Self Knowledge and Guide to Sex Instruction: Vital Facts of Life for All Ages

CHAPTER XXXVII

Chapter 37872 wordsPublic domain

PROSTITUTION

We have talked over many of the problems of boys and young men. You are now sixteen and new problems are constantly coming up in your life for solution. I would like to speak with you on this occasion about the very vital problem of illicit intercourse with women. By this expression is meant all sexual intercourse with women outside of holy wedlock.

=Men are as fallen as women.=--When this sin occurs among single people it is fornication, when among the married, it is adultery. Whether this occurs among the single or the married, it is prostitution. In this sin there is no difference, in character, between the male and the female, the married and the single prostitute; in either case, the priceless gem of virtue has been forfeited.

=Men think less of their virtue than women.=--Partly due to a bad heredity and largely due to a false training and the existence of a double standard of morals, boys and men are more willing to sacrifice their virtue than are girls and women. There are a few degenerate girls and some who have been reared in immoral homes who willingly sacrifice their virtue. But these represent only a very small part of the girls who annually fall. Most of those who are known as fallen women were induced to fall by designing men. Many methods are used to accomplish the fall of girls. Lady clerks, stenographers and servants in homes and hotels receive such meager wages that they are often unable to meet their necessary expenses. Men have taken advantage of their financial need and by skillful advances, artful entreaties and by offering to supplement their income for special favors, they succeed in ruining many girls.

=Few women go wrong from choice.=--Some men use the dance, the theater, alcoholic drinks, certain stimulating drugs, buggy rides and late hours at night as means of accomplishing their fiendish purposes. Victory once won, clandestine relations are continued until the girl finds that she is to be a mother, or her guilt becoming known, being often forced from her own home, ostracized by society, shunned by professing Christians, she now becomes an outcast. Few girls ever go wrong from choice. Great as her sin is, it is small compared with his. There is not greater sin and crime than his. Possessed of one spark of manhood, he would marry the girl; instead, he is more likely to boast of his achievement.

=No less a sin because the fallen woman accepts a “price.”=--Young men often ask, “What harm can there be in seeking sexual gratification with a woman who voluntarily gives her consent for a price?” There are many reasons why this is wrong. The Bible condemns it as a very great sin. Civil law condemns adultery as a crime.
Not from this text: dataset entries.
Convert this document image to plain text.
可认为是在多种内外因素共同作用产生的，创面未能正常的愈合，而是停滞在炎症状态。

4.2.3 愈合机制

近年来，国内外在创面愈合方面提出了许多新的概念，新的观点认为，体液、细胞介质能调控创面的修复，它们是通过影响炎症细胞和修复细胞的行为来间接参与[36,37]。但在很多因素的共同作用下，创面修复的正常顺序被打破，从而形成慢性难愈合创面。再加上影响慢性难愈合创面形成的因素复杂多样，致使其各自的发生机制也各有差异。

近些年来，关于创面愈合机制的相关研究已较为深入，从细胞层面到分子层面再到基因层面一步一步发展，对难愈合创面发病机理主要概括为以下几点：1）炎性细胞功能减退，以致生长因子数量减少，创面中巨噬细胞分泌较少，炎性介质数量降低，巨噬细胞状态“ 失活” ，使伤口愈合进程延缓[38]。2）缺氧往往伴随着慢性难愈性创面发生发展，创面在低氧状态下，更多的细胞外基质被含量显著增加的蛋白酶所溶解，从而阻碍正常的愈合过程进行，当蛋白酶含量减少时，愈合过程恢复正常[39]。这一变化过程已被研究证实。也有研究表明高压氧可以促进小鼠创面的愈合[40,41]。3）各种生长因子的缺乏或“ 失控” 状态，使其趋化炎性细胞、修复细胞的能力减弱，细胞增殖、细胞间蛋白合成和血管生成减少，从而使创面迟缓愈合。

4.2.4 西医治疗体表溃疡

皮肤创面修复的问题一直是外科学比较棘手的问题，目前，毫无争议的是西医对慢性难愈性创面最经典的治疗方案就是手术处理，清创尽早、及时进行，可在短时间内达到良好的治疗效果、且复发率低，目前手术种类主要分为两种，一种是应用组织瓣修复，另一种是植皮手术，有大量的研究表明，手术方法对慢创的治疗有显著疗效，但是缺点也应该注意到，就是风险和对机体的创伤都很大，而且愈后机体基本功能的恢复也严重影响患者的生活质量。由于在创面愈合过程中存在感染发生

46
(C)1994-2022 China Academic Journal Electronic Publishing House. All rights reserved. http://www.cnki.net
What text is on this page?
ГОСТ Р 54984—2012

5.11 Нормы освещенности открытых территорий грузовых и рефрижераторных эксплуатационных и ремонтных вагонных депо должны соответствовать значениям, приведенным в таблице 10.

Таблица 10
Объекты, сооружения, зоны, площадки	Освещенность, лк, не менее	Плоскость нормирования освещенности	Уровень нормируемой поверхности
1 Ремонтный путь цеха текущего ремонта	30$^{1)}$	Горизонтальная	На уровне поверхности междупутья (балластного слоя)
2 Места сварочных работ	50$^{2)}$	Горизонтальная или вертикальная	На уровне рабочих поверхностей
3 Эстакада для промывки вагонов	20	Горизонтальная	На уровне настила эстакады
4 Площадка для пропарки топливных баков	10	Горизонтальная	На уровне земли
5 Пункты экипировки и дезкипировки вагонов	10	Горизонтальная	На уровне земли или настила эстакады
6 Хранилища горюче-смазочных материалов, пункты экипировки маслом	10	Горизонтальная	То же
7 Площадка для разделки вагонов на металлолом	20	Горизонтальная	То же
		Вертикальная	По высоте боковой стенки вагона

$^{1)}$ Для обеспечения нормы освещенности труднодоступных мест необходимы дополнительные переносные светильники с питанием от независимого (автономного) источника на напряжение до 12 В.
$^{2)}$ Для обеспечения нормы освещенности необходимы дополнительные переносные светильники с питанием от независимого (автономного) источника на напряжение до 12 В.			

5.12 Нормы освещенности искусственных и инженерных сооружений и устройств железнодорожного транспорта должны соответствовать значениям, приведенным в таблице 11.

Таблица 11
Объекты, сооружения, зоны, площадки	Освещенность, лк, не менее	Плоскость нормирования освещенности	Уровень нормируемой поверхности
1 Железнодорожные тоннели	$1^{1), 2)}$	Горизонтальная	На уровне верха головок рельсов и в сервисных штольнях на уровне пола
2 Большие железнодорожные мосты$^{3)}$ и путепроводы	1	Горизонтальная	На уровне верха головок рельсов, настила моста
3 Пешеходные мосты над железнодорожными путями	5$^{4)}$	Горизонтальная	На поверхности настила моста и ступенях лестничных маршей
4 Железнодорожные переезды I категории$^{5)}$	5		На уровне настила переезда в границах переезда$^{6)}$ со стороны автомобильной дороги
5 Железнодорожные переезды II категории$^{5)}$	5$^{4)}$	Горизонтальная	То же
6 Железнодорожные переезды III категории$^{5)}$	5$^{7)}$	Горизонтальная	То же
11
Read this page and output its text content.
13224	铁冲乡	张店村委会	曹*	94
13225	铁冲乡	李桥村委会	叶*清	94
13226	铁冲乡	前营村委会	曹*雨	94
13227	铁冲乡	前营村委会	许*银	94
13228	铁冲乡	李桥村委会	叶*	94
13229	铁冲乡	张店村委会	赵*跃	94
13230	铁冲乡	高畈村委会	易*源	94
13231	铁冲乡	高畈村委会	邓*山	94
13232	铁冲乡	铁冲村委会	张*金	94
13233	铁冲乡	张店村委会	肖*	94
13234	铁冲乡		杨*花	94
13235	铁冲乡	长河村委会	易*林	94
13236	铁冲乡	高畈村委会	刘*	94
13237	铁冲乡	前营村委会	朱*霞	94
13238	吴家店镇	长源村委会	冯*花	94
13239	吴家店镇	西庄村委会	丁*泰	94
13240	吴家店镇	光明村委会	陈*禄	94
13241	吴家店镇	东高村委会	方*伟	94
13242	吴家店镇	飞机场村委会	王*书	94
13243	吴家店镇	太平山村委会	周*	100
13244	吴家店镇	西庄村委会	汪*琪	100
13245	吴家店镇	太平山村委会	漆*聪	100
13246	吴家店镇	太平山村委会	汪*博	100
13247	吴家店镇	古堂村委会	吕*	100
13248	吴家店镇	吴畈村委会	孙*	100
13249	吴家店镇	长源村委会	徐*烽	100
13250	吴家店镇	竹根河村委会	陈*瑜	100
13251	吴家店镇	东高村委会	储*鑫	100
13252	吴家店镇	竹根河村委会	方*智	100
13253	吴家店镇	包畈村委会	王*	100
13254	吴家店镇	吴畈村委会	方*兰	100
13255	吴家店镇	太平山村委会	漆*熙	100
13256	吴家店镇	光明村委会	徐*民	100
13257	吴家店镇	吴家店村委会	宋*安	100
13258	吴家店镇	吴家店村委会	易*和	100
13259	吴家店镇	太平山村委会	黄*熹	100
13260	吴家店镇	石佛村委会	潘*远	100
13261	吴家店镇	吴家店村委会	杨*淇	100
By both civil and divine law it is considered as great a crime as stealing, murder or drunkenness. If men controlled their passions, there would be no fallen women. If men would not visit them, they would reform or become Christians. Thus men are not only largely responsible for the fall of women, but they are largely responsible for their remaining fallen.

=Man’s appreciation of pure women destroyed.=--Constant association with fallen women degrades or destroys a man’s conception and appreciation of pure womanhood. He may become so degraded as to believe that all women have their “price.” Such a man could not appreciate a pure sister, daughter, wife or mother. Such men become sensualists and should they marry, their excesses would wreck the health and happiness of their wives, and their children would receive an unfortunate heredity.

=A great physical risk.=--For physical reasons a visit to the fallen women would be a hazardous risk. These women are nearly always diseased. In this way young men become diseased and they infect their wives and transmit serious troubles to their children.

=Self-respect lost.=--From a moral point of view a visit to the strange woman is wholly inadmissible. You could never wholly recover your self-respect. A young man has no moral right to demand purity of his sweetheart at the marriage altar unless he can offer her a pure life.

=Danger of becoming an illegitimate father.=--Finally, through illicit intercourse a young man is constantly in danger of becoming a father. An illegitimate father never loves, feeds, clothes, shelters, educates and trains his own child. Every instinct of nature demands this much of him. The child is blood of his blood, bone of his bone, life of his life; it is as truly his child as if it had been conceived in wedlock. Sin that will so degrade a man as to leave him without sense of honor, justice and right in his relation to his own child certainly has no equal in the catalogue of crime.

=The pure man is worthy of a pure wife.=--The young man who keeps himself as pure as a virgin will be worthy of one of God’s queenly women, he will be capable of making her a kingly husband, and, conscious of their dignity, purity and virility, he and his wife will become the happy parents of a brood of fair girls and lusty boys.